Схимники. Четвертое поколение - стр. 3
– Фрол, не первый раз вместе ходим. Ты же знаешь – с кем пришел, с тем и ухожу, если уходить надумаю, – ответил я. – Так что не волнуйся, ты – первый в очереди.
– Ну и славненько, – заулыбался он, отчего в уголках глаз купца собрались целые стайки морщинок, а взгляд стал казаться еще хитрее, чем на самом деле.
Я занял свое место в очереди. Была она более многолюдна, но двигалась, как я и говорил, не в пример быстрее, чем та, которую составляли купеческие караваны. Я уже успел понять, что в последнее время в Золотой Мост бежало множество людей из всех концов Империи, вот только в кармане у них не было ни гроша, а все пожитки умещались в тощую заплечную сумку. Большинство из них не было удостоено даже поверхностного досмотра. Стражники морщились недовольно, взимали положенный налог, понимая, что ничем сверх него не разживешься, и пропускали «имперских голодранцев». Город манил иллюзией достатка. Жаль, что большинство тех, кто сейчас с надеждой ждет своей очереди пройти сквозь его ворота, закончат свои дни на помойке либо в портовых кабаках. Город жесток. Здесь каждый сам за себя. Если оступишься, никто не придет на помощь. Особенно сложно это понять выходцу из сельской общины. Там ведь совершенно иные законы. Тому, кто попал в беду, помогают всем миром. Но как говорит один мой друг, это – прогресс, в городах – будущее человека, город отсеивает слабых. Я не всегда согласен с ним, но здесь он, похоже, прав. Этого вспять не повернуть.
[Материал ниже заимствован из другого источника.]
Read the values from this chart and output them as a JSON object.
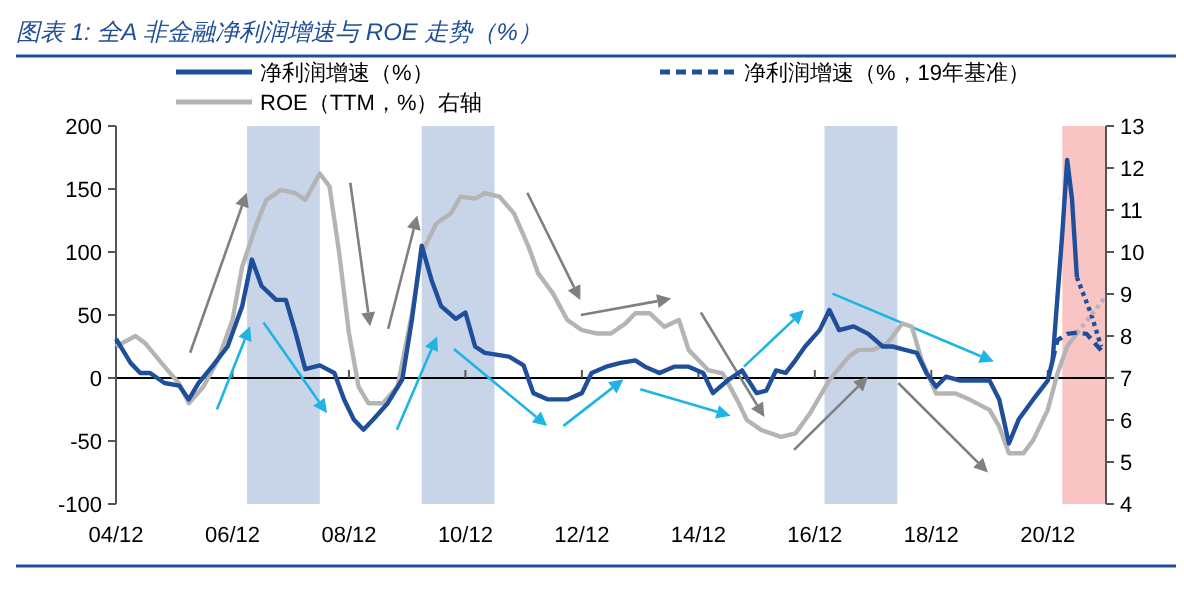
{
  "chart_data": {
    "type": "line",
    "title": "图表 1:  全A 非金融净利润增速与 ROE 走势（%）",
    "xlim": [
      "2004-12",
      "2021-12"
    ],
    "xticks": [
      {
        "value": "2004-12",
        "label": "04/12"
      },
      {
        "value": "2006-12",
        "label": "06/12"
      },
      {
        "value": "2008-12",
        "label": "08/12"
      },
      {
        "value": "2010-12",
        "label": "10/12"
      },
      {
        "value": "2012-12",
        "label": "12/12"
      },
      {
        "value": "2014-12",
        "label": "14/12"
      },
      {
        "value": "2016-12",
        "label": "16/12"
      },
      {
        "value": "2018-12",
        "label": "18/12"
      },
      {
        "value": "2020-12",
        "label": "20/12"
      }
    ],
    "ylim": [
      -100,
      200
    ],
    "yticks": [
      -100,
      -50,
      0,
      50,
      100,
      150,
      200
    ],
    "y2lim": [
      4,
      13
    ],
    "y2ticks": [
      4,
      5,
      6,
      7,
      8,
      9,
      10,
      11,
      12,
      13
    ],
    "legend": "top",
    "ref_lines": [
      {
        "axis": "y",
        "value": 0,
        "color": "#000000"
      }
    ],
    "bands": [
      {
        "axis": "x",
        "from": "2007-03",
        "to": "2008-06",
        "color": "#c8d4e8"
      },
      {
        "axis": "x",
        "from": "2010-03",
        "to": "2011-06",
        "color": "#c8d4e8"
      },
      {
        "axis": "x",
        "from": "2017-02",
        "to": "2018-05",
        "color": "#c8d4e8"
      },
      {
        "axis": "x",
        "from": "2021-03",
        "to": "2021-12",
        "color": "#f9c4c4"
      }
    ],
    "series": [
      {
        "name": "净利润增速（%）",
        "color": "#1f4e9a",
        "line_style": "solid",
        "x": [
          "2004-12",
          "2005-03",
          "2005-05",
          "2005-07",
          "2005-10",
          "2006-01",
          "2006-03",
          "2006-05",
          "2006-08",
          "2006-11",
          "2007-02",
          "2007-04",
          "2007-06",
          "2007-09",
          "2007-11",
          "2008-01",
          "2008-03",
          "2008-06",
          "2008-09",
          "2008-11",
          "2009-01",
          "2009-03",
          "2009-05",
          "2009-08",
          "2009-11",
          "2010-01",
          "2010-03",
          "2010-05",
          "2010-07",
          "2010-10",
          "2010-12",
          "2011-02",
          "2011-04",
          "2011-09",
          "2011-12",
          "2012-02",
          "2012-05",
          "2012-09",
          "2012-12",
          "2013-02",
          "2013-05",
          "2013-08",
          "2013-11",
          "2014-01",
          "2014-04",
          "2014-07",
          "2014-10",
          "2015-01",
          "2015-03",
          "2015-06",
          "2015-09",
          "2015-12",
          "2016-02",
          "2016-04",
          "2016-06",
          "2016-08",
          "2016-10",
          "2017-01",
          "2017-03",
          "2017-05",
          "2017-08",
          "2017-11",
          "2018-02",
          "2018-04",
          "2018-07",
          "2018-09",
          "2018-11",
          "2019-01",
          "2019-03",
          "2019-06",
          "2019-10",
          "2019-12",
          "2020-02",
          "2020-04",
          "2020-06",
          "2020-09",
          "2020-11",
          "2020-12",
          "2021-01",
          "2021-03",
          "2021-04",
          "2021-05",
          "2021-06"
        ],
        "values": [
          31,
          12,
          4,
          4,
          -4,
          -6,
          -17,
          -4,
          10,
          25,
          57,
          94,
          73,
          62,
          62,
          36,
          7,
          10,
          4,
          -17,
          -33,
          -41,
          -33,
          -20,
          -1,
          47,
          105,
          78,
          57,
          47,
          52,
          25,
          20,
          17,
          10,
          -12,
          -17,
          -17,
          -12,
          4,
          9,
          12,
          14,
          9,
          4,
          9,
          9,
          4,
          -12,
          -2,
          6,
          -12,
          -10,
          6,
          4,
          14,
          25,
          38,
          54,
          38,
          41,
          35,
          25,
          25,
          22,
          20,
          4,
          -7,
          1,
          -2,
          -2,
          -2,
          -17,
          -52,
          -33,
          -17,
          -7,
          -2,
          14,
          115,
          173,
          142,
          80
        ]
      },
      {
        "name": "净利润增速（%，19年基准）",
        "color": "#1f4e9a",
        "line_style": "dashed",
        "x": [
          "2021-01",
          "2021-02",
          "2021-04",
          "2021-06",
          "2021-08",
          "2021-11"
        ],
        "values": [
          14,
          30,
          35,
          36,
          35,
          22
        ]
      },
      {
        "name": "ROE（TTM，%）右轴",
        "color": "#b4b4b4",
        "axis": "y2",
        "line_style": "solid",
        "x": [
          "2004-12",
          "2005-04",
          "2005-06",
          "2005-10",
          "2006-01",
          "2006-03",
          "2006-06",
          "2006-09",
          "2006-12",
          "2007-02",
          "2007-05",
          "2007-07",
          "2007-10",
          "2008-01",
          "2008-03",
          "2008-06",
          "2008-08",
          "2008-10",
          "2008-12",
          "2009-02",
          "2009-04",
          "2009-07",
          "2009-10",
          "2010-01",
          "2010-03",
          "2010-06",
          "2010-09",
          "2010-11",
          "2011-02",
          "2011-04",
          "2011-07",
          "2011-10",
          "2012-01",
          "2012-03",
          "2012-06",
          "2012-09",
          "2012-12",
          "2013-03",
          "2013-06",
          "2013-09",
          "2013-11",
          "2014-02",
          "2014-05",
          "2014-08",
          "2014-10",
          "2015-02",
          "2015-05",
          "2015-08",
          "2015-10",
          "2016-01",
          "2016-05",
          "2016-08",
          "2016-11",
          "2017-03",
          "2017-07",
          "2017-09",
          "2017-12",
          "2018-03",
          "2018-06",
          "2018-08",
          "2018-10",
          "2019-01",
          "2019-05",
          "2019-08",
          "2019-12",
          "2020-02",
          "2020-04",
          "2020-07",
          "2020-09",
          "2020-12",
          "2021-02",
          "2021-04",
          "2021-06"
        ],
        "values": [
          7.75,
          8.0,
          7.83,
          7.27,
          6.87,
          6.4,
          6.79,
          7.43,
          8.38,
          9.65,
          10.68,
          11.24,
          11.48,
          11.4,
          11.24,
          11.87,
          11.56,
          9.97,
          8.07,
          6.79,
          6.4,
          6.4,
          6.79,
          8.54,
          9.97,
          10.68,
          10.92,
          11.32,
          11.27,
          11.4,
          11.32,
          10.92,
          10.13,
          9.49,
          9.02,
          8.38,
          8.14,
          8.06,
          8.06,
          8.3,
          8.54,
          8.54,
          8.22,
          8.38,
          7.67,
          7.19,
          7.11,
          6.48,
          6.0,
          5.76,
          5.6,
          5.68,
          6.16,
          6.95,
          7.51,
          7.67,
          7.67,
          7.83,
          8.3,
          8.22,
          7.43,
          6.63,
          6.63,
          6.48,
          6.24,
          5.84,
          5.21,
          5.21,
          5.52,
          6.24,
          7.11,
          7.75,
          8.06
        ]
      },
      {
        "color": "#b4b4b4",
        "axis": "y2",
        "line_style": "dotted",
        "x": [
          "2021-06",
          "2021-12"
        ],
        "values": [
          8.06,
          8.95
        ]
      },
      {
        "color": "#1f4e9a",
        "line_style": "dotted",
        "x": [
          "2021-06",
          "2021-09",
          "2021-11"
        ],
        "values": [
          80,
          50,
          25
        ]
      }
    ]
  }
}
Передо мной стоял мужчина лет двадцати пяти. Одетый в длинную рубаху из небеленой домотканой холстины, изрядно поношенные штаны, подпоясанные простой веревкой, на которой, однако, висел массивный мясницкий тесак. На ногах у него были какие-то обмотки, происхождения которых не смог определить даже я. А на голове – слегка окровавленная повязка. Не надо быть умником, чтобы понять, что он как раз из крестьян. Наверняка крепостной, бежал в город, напоролся на имперский разъезд, но все-таки проскочил. Исхудавшее тело – видимо, в последнее время недоедал. Он заинтересовал меня. Ради чего покинул сытое спокойствие Империи, окунувшись в неизвестность?
– Утро доброе, – поприветствовал я его.
Крестьянин испуганно обернулся. Взгляд его сказал мне о многом. Сперва перепуганный, как у затравленного зверя, который почувствовал сзади дыхание близкой погони. Потом оценивающий. Он осмотрел мою потрепанную одежду, стоптанные сапоги, широкий удобный пояс, на котором не было оружия, зато хватало отпечатков прожитых лет и пройденных путей. Видимо, решил, что я ему ровня по происхождению, и тут же выражение глаз изменилось на слегка надменное.
– И тебе утро, человече, – ответил он.
– Ты из имперских подданных будешь? – Я вложил в голос едва заметные нотки, которые должны были вызвать расположение ко мне, затронув струны, неведомые большинству людей. Взгляд крестьянина потеплел.
– Да вот, – развел он руками, – подался сюда в поисках лучшей жизни.
– А чем старая не нравилась?
И вновь испуг в глазах. Я тут же утратил всякий интерес к этому крестьянину. Все ясно, как светлый день. В родном селении он начинал с крикливого возмущения новыми порядками, с укора родичам, которые бездумно и беззаветно эти порядки поддерживали, променяв свободу принимать решения на миску каши, щедро сдобренной сальными шкварками. Потом наверняка были и драки, в которых ему объяснили, насколько он неправ, побег, скитания, имперские стражники и егеря, голод в пути и постоянный страх. Потом ночной бросок через границу, разъезд, шальная стрела, оставившая отметку на его виске. Именно шальная, потому как имперские лучники никогда не были особо меткими. Далеко солдатам, которых учат всего-то полгода от силы, до мастерства степных кочевников из народа хунну, или жителей северных лесов, для которых лук – первая игрушка в детстве. Их приучали стрелять, целясь в корпус. В горло или глаз они бы просто не попали. Моего собеседника эта стрела оглушила, он скатился в овраг, и в ночной темноте солдаты его не заметили. Простое везение привело его сюда, а совсем не твердость воли, стремящейся к намеченной цели. Для меня он был бесполезен, потому что пережитый страх останется в нем навсегда.